À entendre nos dirigeants s’indigner contre la publication, dans le quotidien français Le Monde, d’une photo du président Abdelaziz Bouteflika le liant [à tort ?] au scandale des Panama Papers, à les écouter se dire « choqués » par un tel manquement aux règles de la déontologie, on se prend d’une tendre pensée pour Coluche : « C’est pas compliqué, en politique, il suffit d’avoir une bonne conscience, et pour ça il faut avoir une mauvaise mémoire ! »
Il n’y a pas si longtemps, en effet, les mêmes dirigeants algériens poussaient le même quotidien Le Monde à duper le lecteur par la publication d’un faux. Mais un faux qui arrangeait, alors, leurs affaires.
Le 4 juillet 2012, le quotidien français publiait, sous forme de cahier central de 16 pages, un supplément intitulé « Stratégie internationale » consacré au 50e anniversaire de l’indépendance de l’Algérie. Le document, dithyrambique, avait toutes les allures d’un document de propagande : l’Algérie y était présentée comme le modèle des nations de la planète, avec une interview-fleuve du président Bouteflika vantant les mérites de sa politique et annoncée à la « Une », et pas moins de sept interviews de ministres de son gouvernement qui, tous, faisaient l’éloge du chef de l’État.
Ce cahier spécial ressemblait au Monde, était vendu avec Le Monde, mais n’avait pas vraiment la saveur du Monde. Il s’agissait d’un encart publicitaire à la gloire de l’État algérien, conçu et rédigé par une agence de communication grassement payée pour l’occasion, publié dans un espace du journal acheté par l’État algérien, mais présenté d’une façon si trompeuse qu’on le prenait pour une initiative de la rédaction du Monde : même typographie, même maquette…
L’artifice était, de toute évidence, menée en coordination avec les dirigeants algériens. On en eut la preuve quand les médias publics algériens, APS, télévision, radios, El-Moudjahid reprirent, à l’unisson, « l’interview du chef de l’État accordée au journal Le Monde » .

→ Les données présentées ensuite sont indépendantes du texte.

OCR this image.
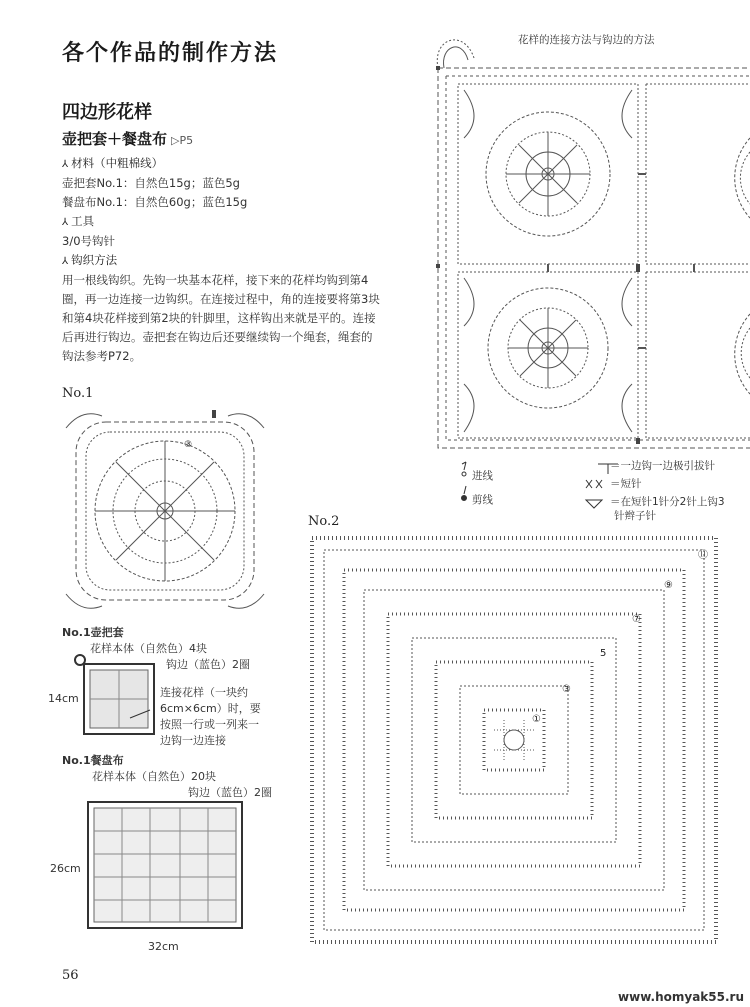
各个作品的制作方法
四边形花样
壶把套＋餐盘布 ▷P5
⅄ 材料（中粗棉线）
壶把套No.1：自然色15g；蓝色5g
餐盘布No.1：自然色60g；蓝色15g
⅄ 工具
3/0号钩针
⅄ 钩织方法
用一根线钩织。先钩一块基本花样，接下来的花样均钩到第4
圈，再一边连接一边钩织。在连接过程中，角的连接要将第3块
和第4块花样接到第2块的针脚里，这样钩出来就是平的。连接
后再进行钩边。壶把套在钩边后还要继续钩一个绳套，绳套的
钩法参考P72。
花样的连接方法与钩边的方法
进线
剪线
＝一边钩一边极引拔针
＝短针
＝在短针1针分2针上钩3
针辫子针
No.1
③
No.1壶把套
花样本体（自然色）4块
钩边（蓝色）2圈
14cm	连接花样（一块约
6cm×6cm）时，要
按照一行或一列来一
边钩一边连接
No.1餐盘布
花样本体（自然色）20块
钩边（蓝色）2圈
26cm
32cm
No.2
①
③
5
⑦
⑨
⑪
56
www.homyak55.ru
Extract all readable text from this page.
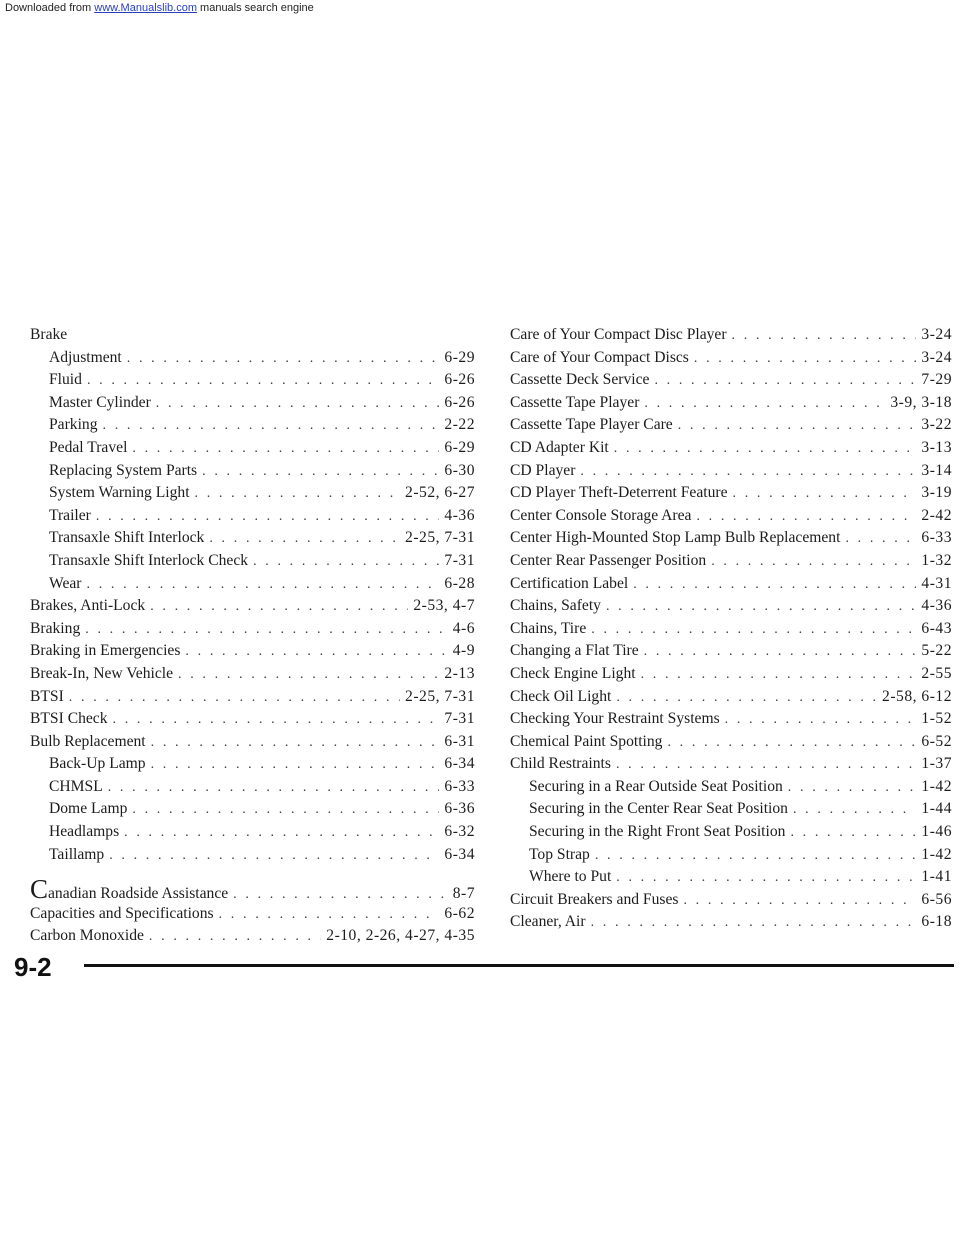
Downloaded from www.Manualslib.com manuals search engine
Brake
Adjustment . . .	6-29
Fluid . . .	6-26
Master Cylinder . . .	6-26
Parking . . .	2-22
Pedal Travel . . .	6-29
Replacing System Parts . . .	6-30
System Warning Light . . .	2-52, 6-27
Trailer . . .	4-36
Transaxle Shift Interlock . . .	2-25, 7-31
Transaxle Shift Interlock Check . . .	7-31
Wear . . .	6-28
Brakes, Anti-Lock . . .	2-53, 4-7
Braking . . .	4-6
Braking in Emergencies . . .	4-9
Break-In, New Vehicle . . .	2-13
BTSI . . .	2-25, 7-31
BTSI Check . . .	7-31
Bulb Replacement . . .	6-31
Back-Up Lamp . . .	6-34
CHMSL . . .	6-33
Dome Lamp . . .	6-36
Headlamps . . .	6-32
Taillamp . . .	6-34
Canadian Roadside Assistance . . .	8-7
Capacities and Specifications . . .	6-62
Carbon Monoxide . . .	2-10, 2-26, 4-27, 4-35
Care of Your Compact Disc Player . . .	3-24
Care of Your Compact Discs . . .	3-24
Cassette Deck Service . . .	7-29
Cassette Tape Player . . .	3-9, 3-18
Cassette Tape Player Care . . .	3-22
CD Adapter Kit . . .	3-13
CD Player . . .	3-14
CD Player Theft-Deterrent Feature . . .	3-19
Center Console Storage Area . . .	2-42
Center High-Mounted Stop Lamp Bulb Replacement . . .	6-33
Center Rear Passenger Position . . .	1-32
Certification Label . . .	4-31
Chains, Safety . . .	4-36
Chains, Tire . . .	6-43
Changing a Flat Tire . . .	5-22
Check Engine Light . . .	2-55
Check Oil Light . . .	2-58, 6-12
Checking Your Restraint Systems . . .	1-52
Chemical Paint Spotting . . .	6-52
Child Restraints . . .	1-37
Securing in a Rear Outside Seat Position . . .	1-42
Securing in the Center Rear Seat Position . . .	1-44
Securing in the Right Front Seat Position . . .	1-46
Top Strap . . .	1-42
Where to Put . . .	1-41
Circuit Breakers and Fuses . . .	6-56
Cleaner, Air . . .	6-18
9-2
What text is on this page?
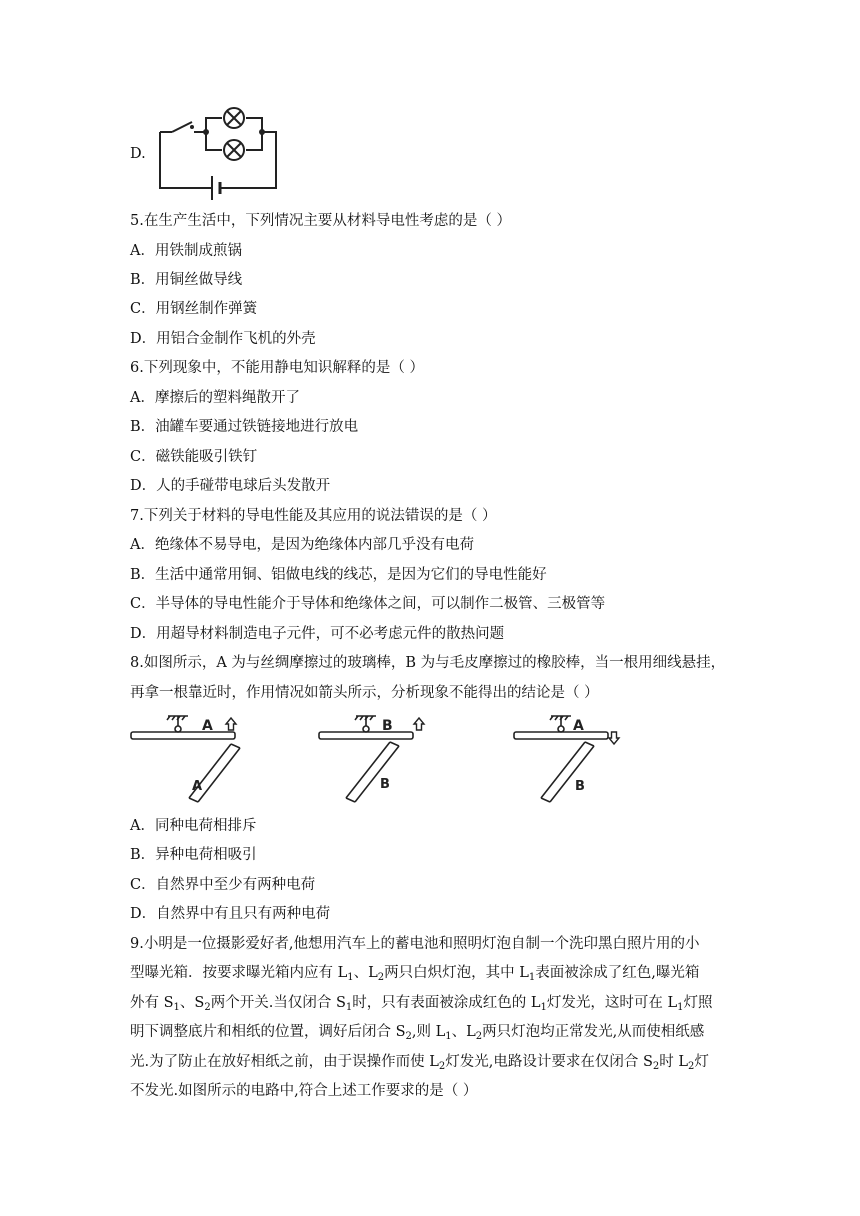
D.
5.在生产生活中，下列情况主要从材料导电性考虑的是（ ）
A．用铁制成煎锅
B．用铜丝做导线
C．用钢丝制作弹簧
D．用铝合金制作飞机的外壳
6.下列现象中，不能用静电知识解释的是（ ）
A．摩擦后的塑料绳散开了
B．油罐车要通过铁链接地进行放电
C．磁铁能吸引铁钉
D．人的手碰带电球后头发散开
7.下列关于材料的导电性能及其应用的说法错误的是（ ）
A．绝缘体不易导电，是因为绝缘体内部几乎没有电荷
B．生活中通常用铜、铝做电线的线芯，是因为它们的导电性能好
C．半导体的导电性能介于导体和绝缘体之间，可以制作二极管、三极管等
D．用超导材料制造电子元件，可不必考虑元件的散热问题
8.如图所示，A 为与丝绸摩擦过的玻璃棒，B 为与毛皮摩擦过的橡胶棒，当一根用细线悬挂，
再拿一根靠近时，作用情况如箭头所示，分析现象不能得出的结论是（ ）
A
A
B
B
A
B
A．同种电荷相排斥
B．异种电荷相吸引
C．自然界中至少有两种电荷
D．自然界中有且只有两种电荷
9.小明是一位摄影爱好者,他想用汽车上的蓄电池和照明灯泡自制一个洗印黑白照片用的小
型曝光箱．按要求曝光箱内应有 $L_1$、$L_2$两只白炽灯泡，其中 $L_1$表面被涂成了红色,曝光箱
外有 $S_1$、$S_2$两个开关.当仅闭合 $S_1$时，只有表面被涂成红色的 $L_1$灯发光，这时可在 $L_1$灯照
明下调整底片和相纸的位置，调好后闭合 $S_2$,则 $L_1$、$L_2$两只灯泡均正常发光,从而使相纸感
光.为了防止在放好相纸之前，由于误操作而使 $L_2$灯发光,电路设计要求在仅闭合 $S_2$时 $L_2$灯
不发光.如图所示的电路中,符合上述工作要求的是（ ）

Cette opération de propagande qui jouait sur la notoriété du journal, provoqua un gros scandale au sein de la rédaction, mise devant le fait accompli. La Société des rédacteurs, actionnaire du journal, dénonça l’initiative qui « entretient la confusion avec une information journalistique indépendante ». « Notre crédibilité a été très atteinte, c’est sans précédent sous cette forme dans l’histoire du journal », avait déploré la journaliste Isabelle Mandraud, chargée du Maghreb. Le Médiateur du Monde a dû reconnaître que le contrat de confiance établi avec les lecteurs « a bel et bien été transgressé ».
La direction du journal avait-elle donné son accord pour cette duperie ? Dans un billet aux lecteurs, le directeur du journal, a dû s’excuser auprès de ses lecteurs et de ses confrères pour «la confusion entre rédaction et publicité» et expliquer que ce cahier publicitaire « financé par l’État d’Algérie », avait « abusé la direction du journal, sa rédaction et nos lecteurs » et « porté un lourd préjudice à notre journal et à l’intégrité de sa rédaction ».
Le pouvoir algérien, par un procédé sulfureux, venait de ternir, pour longtemps, la crédibilité d’un quotidien qui se veut irréprochable.
Quatre ans plus tard, le même pouvoir, faisant les frais d’une maladresse journalistique de ce même quotidien, se découvre des vertus de défenseur de l’éthique. C’est à cette élasticité qu’on reconnaît le génie d’un régime.